= Johnny Sayles =

American R&B and soul singer (1937–1993)

John Earl Sayles Jr. (February 9, 1937 – August 17, 1993), known as Johnny Sayles, was an American R&B and soul singer.

Sayles was born in Winnsboro, Texas, United States. Around 1955, he moved to St. Louis, Missouri, where he sang with Eugene Neal’s Rocking Kings, and with Ike Turner's band, the Kings of Rhythm. In 1959, he formed the Johnny Sayles Band, who played at Chuck Berry's Paradise Club. He left music for a time to study in Houston, returning in 1963 to tour with the Five Du-Tones Revue, in which he imitated Little Johnny Taylor.

When the tour reached Chicago, Sayles settled there and signed a recording deal with the Mar-V-Lus record label run by George Leaner. His first records for the label, "Don’t Turn Your Back On Me" / "You Told A Lie", followed by "You Did Me Wrong" / "Got You On My Mind", appealed to both blues and deep soul fans, but failed to reach the national charts. After further singles on Mar-V-Lus, he joined Lou Rawls on a tour of Alaska, before returning to record on the Chi-Town, Minit and Chess labels in the 1960s. His song "Anything For You" was released in the UK and became a favorite on the Northern soul scene.

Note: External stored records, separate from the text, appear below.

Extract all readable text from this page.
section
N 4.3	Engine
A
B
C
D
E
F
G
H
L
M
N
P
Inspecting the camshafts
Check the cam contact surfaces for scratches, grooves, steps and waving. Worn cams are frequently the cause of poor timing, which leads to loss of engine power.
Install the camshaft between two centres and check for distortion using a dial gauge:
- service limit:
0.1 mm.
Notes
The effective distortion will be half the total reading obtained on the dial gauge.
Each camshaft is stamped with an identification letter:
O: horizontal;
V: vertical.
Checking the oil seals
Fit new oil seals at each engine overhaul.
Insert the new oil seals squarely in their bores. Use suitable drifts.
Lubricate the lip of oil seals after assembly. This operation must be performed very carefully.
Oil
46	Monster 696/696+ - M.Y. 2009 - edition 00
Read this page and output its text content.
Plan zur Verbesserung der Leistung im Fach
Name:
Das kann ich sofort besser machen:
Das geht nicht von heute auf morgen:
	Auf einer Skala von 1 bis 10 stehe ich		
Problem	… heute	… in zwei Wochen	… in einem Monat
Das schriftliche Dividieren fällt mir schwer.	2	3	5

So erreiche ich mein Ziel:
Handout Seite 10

In the late 1960s, he recorded for Dakar Records, releasing an LP, Man On The Inside, in 1973, and in the early 1970s recorded on the Brunswick label. However, he gave priority to live performances rather than recording, and his vocal power and stage presence were said to rival James Brown. Writer Robert Pruter described him as "one of the most exciting singers I've ever seen." Sayles worked as a guard at Stateville Prison in the 1970s and 1980s, but returned to singing, guesting on Roy Buchanan's 1987 album Hot Wires and performing with Tommy Jamison's Soul Invaders.

Sayles died from a heart attack in 1993, in Hazel Crest, Illinois, aged 56.